The egen
function is
used to convert a continuous variable into groups by discretizing it
into intervals. It is a deprecated function that has been replaced by
the cut
function from the mStats
package. The
main difference between egen
and cut
is the
input they accept.
egen
works with data frames or tibbles, allowing
variable grouping within the context of the entire dataset.cut
operates on a vector, performing grouping directly
on that vector.The egen
function is deprecated and serves as a wrapper
around the cut function.
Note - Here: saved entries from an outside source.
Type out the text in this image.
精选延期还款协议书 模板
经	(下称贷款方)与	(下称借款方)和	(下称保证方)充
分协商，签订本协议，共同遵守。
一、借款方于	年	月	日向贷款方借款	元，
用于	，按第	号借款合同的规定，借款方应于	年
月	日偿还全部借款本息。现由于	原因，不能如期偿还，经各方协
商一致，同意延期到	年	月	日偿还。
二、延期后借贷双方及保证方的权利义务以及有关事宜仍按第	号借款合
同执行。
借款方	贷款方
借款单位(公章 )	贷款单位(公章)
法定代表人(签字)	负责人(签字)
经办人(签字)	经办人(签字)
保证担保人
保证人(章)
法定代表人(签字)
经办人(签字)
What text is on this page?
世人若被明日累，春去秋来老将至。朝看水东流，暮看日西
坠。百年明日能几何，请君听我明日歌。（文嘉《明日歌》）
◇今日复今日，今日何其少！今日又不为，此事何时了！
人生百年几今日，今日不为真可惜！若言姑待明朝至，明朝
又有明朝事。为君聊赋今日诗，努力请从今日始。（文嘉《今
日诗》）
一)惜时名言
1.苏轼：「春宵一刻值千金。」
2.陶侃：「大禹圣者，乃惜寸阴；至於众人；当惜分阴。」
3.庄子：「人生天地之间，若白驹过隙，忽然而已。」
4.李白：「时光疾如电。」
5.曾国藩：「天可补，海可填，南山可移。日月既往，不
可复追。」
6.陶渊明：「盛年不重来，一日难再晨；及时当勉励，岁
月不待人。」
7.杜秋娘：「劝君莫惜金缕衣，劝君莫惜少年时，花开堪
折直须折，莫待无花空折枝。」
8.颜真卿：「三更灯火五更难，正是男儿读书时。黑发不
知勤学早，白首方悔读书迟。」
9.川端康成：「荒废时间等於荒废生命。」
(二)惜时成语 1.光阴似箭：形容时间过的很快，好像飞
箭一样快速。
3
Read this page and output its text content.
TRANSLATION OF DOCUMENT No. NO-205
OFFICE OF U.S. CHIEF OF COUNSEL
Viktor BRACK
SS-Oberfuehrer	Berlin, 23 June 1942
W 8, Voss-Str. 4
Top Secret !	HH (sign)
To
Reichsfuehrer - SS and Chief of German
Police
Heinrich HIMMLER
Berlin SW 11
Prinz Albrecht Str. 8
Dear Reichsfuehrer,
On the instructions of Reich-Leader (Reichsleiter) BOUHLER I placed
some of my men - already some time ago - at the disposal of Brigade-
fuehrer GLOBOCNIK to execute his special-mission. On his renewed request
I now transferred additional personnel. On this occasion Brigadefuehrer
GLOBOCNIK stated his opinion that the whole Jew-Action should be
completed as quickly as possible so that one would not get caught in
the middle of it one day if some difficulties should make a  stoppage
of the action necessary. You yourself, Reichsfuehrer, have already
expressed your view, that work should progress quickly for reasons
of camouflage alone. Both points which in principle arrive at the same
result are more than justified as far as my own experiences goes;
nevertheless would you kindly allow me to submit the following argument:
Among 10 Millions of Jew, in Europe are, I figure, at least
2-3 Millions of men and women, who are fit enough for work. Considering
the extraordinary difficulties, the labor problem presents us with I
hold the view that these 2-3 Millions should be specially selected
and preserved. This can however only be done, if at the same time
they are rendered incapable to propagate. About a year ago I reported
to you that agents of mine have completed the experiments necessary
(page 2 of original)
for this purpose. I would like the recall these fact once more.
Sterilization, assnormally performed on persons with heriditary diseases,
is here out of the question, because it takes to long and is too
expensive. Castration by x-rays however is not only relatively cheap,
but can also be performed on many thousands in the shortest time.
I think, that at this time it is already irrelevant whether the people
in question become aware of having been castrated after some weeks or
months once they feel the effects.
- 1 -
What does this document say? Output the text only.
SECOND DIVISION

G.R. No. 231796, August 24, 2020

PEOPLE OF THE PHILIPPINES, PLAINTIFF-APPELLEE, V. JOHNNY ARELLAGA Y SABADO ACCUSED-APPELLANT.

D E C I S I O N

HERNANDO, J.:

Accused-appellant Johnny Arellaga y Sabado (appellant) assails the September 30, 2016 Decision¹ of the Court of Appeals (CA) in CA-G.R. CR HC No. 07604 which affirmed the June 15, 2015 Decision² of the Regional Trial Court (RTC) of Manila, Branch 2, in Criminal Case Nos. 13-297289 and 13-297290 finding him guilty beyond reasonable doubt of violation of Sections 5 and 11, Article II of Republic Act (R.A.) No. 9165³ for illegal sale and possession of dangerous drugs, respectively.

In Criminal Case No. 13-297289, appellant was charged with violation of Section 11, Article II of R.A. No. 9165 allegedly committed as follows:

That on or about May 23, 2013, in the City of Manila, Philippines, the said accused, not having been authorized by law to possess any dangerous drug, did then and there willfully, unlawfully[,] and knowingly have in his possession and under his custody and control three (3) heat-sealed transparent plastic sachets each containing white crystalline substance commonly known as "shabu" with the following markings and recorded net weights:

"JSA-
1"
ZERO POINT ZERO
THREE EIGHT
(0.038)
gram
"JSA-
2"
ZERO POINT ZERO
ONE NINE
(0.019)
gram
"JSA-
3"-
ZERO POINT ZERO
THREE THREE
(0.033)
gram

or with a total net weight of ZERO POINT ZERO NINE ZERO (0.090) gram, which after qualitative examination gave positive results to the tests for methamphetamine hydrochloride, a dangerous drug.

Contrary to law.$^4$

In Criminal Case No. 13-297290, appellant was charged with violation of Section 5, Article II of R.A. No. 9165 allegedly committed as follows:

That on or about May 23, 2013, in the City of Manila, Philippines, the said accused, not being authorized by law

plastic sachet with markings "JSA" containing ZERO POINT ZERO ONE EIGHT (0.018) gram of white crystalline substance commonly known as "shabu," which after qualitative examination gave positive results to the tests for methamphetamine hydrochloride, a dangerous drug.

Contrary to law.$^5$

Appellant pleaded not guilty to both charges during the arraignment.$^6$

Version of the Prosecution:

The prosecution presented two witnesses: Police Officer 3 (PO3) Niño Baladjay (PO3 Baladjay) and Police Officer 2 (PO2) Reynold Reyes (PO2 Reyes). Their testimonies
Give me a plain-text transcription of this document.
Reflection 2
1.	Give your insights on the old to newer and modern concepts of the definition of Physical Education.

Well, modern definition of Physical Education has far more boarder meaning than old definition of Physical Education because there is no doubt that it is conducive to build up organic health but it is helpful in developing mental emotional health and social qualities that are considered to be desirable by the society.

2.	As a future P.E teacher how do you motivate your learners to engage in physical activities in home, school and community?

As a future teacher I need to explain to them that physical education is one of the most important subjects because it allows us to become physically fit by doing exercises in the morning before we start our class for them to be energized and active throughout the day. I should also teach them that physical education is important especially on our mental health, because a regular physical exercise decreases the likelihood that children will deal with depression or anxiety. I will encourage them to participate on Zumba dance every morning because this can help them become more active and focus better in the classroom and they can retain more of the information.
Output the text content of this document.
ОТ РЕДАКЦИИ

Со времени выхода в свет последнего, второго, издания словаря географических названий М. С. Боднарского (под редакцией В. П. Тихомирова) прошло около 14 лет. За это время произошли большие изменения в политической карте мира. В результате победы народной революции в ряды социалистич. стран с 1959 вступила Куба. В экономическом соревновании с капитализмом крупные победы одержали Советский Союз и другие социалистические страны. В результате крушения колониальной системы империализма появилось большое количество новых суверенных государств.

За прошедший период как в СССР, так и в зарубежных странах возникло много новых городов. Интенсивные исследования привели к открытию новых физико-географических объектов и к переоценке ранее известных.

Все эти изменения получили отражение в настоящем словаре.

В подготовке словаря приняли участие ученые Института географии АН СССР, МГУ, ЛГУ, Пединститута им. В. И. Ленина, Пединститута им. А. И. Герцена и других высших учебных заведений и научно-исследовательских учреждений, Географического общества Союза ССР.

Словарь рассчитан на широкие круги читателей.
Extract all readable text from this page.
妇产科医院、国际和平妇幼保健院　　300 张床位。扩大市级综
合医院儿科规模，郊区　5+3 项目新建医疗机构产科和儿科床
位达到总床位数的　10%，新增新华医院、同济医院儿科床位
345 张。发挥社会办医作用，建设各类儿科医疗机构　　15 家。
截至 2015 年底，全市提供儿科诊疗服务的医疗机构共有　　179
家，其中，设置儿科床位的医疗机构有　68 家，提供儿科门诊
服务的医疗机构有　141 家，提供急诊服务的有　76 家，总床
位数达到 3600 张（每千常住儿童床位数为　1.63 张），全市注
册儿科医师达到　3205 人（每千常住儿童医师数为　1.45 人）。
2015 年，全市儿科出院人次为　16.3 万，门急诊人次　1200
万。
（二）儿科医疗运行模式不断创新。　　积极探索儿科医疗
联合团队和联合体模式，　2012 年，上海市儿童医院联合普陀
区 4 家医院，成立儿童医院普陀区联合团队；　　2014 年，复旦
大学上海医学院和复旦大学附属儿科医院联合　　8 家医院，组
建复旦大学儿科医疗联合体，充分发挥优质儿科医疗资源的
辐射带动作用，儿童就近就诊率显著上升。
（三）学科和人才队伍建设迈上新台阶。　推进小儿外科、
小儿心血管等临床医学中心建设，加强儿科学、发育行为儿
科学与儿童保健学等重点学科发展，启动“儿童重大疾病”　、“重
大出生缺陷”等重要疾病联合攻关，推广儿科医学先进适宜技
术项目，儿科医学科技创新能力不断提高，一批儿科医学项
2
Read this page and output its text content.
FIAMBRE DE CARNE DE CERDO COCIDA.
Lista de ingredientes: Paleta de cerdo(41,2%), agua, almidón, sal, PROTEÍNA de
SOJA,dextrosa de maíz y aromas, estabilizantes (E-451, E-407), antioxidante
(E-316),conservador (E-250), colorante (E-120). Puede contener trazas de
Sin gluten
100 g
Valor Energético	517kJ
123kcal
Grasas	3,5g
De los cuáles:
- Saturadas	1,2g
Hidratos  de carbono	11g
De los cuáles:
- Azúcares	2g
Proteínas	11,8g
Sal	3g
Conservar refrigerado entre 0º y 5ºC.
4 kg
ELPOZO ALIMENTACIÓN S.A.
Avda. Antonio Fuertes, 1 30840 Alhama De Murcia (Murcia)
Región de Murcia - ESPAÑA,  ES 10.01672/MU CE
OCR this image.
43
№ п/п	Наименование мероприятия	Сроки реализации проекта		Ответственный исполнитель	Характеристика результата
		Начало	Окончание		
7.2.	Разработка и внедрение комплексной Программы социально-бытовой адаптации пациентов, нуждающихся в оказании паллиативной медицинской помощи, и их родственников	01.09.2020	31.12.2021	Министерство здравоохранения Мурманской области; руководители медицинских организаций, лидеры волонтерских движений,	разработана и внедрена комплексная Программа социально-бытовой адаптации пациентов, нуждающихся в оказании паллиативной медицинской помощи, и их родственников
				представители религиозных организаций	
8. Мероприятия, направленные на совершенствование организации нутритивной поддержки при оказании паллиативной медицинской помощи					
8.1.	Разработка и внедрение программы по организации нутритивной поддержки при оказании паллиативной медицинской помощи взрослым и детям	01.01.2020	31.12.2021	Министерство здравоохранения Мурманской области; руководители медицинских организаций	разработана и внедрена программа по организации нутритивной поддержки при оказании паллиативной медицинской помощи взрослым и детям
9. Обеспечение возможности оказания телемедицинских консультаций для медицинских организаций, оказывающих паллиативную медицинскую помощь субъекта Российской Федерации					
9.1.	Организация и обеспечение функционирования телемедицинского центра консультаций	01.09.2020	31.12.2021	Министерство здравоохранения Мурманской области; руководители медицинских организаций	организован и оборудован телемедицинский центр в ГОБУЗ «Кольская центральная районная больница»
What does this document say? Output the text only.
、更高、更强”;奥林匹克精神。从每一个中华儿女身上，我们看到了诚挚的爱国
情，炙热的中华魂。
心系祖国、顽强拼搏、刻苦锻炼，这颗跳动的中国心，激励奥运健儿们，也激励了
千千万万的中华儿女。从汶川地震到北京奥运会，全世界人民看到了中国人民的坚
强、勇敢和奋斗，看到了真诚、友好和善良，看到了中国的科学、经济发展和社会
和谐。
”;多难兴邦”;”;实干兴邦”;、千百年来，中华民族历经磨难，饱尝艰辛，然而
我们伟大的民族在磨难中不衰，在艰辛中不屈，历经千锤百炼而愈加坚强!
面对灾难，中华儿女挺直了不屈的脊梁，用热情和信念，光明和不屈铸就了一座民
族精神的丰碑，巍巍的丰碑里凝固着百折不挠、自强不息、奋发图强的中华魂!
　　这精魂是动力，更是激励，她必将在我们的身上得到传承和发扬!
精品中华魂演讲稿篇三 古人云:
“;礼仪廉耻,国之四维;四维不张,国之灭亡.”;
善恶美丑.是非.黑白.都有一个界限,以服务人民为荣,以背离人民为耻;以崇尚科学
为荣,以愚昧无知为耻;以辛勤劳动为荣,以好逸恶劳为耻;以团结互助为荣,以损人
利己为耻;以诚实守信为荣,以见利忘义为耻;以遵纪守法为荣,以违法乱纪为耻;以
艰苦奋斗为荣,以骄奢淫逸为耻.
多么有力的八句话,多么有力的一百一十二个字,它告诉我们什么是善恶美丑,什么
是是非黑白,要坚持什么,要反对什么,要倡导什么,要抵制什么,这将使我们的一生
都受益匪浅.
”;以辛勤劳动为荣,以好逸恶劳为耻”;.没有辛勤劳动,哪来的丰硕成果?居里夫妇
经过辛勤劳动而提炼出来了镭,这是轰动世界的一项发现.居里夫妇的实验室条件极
It issues a deprecation warning indicating that
the recommended approach is to use cut directly.
library(mStats)
data <- data.frame(x = 1:10)
egen(data, x, at = c(3, 7), label = c("low", "medium", "high"))
#> Warning: `egen()` was deprecated in mStats 3.4.0.
#> ℹ Please use `cut()` instead.
#> This warning is displayed once every 8 hours.
#> Call `lifecycle::last_lifecycle_warnings()` to see where this warning was
#> generated.
#> x
#> 1 low
#> 2 low
#> 3 medium
#> 4 medium
#> 5 medium
#> 6 medium
#> 7 high
#> 8 high
#> 9 high
#> 10 high
egen
versus mutate
+ cut
library(dplyr)
#>
#> Attaching package: 'dplyr'
#> The following objects are masked from 'package:stats':
#>
#> filter, lag
#> The following objects are masked from 'package:base':
#>
#> intersect, setdiff, setequal, union
# Example 1: Using egen() function
data <- data.frame(x = 1:10)
data <- egen(data, var = x, at = c(3, 7), label = c("low", "medium", "high"))
# Example 2: Using mutate() and cut() functions
data2 <- data.frame(x = 1:10)
data2 <- mutate(data2, x = cut(x, at = c(-Inf, 3, 7, Inf), label = c("low", "medium", "high")))
# Check if the results are the same
identical(data, data2) # Should be TRUE
#> [1] TRUE
In both examples, a data frame data
and
data2
with a single variable x
is created. The
goal is to group the values of x
into three categories:
“low”, “medium”, and “high”, based on the specified breakpoints.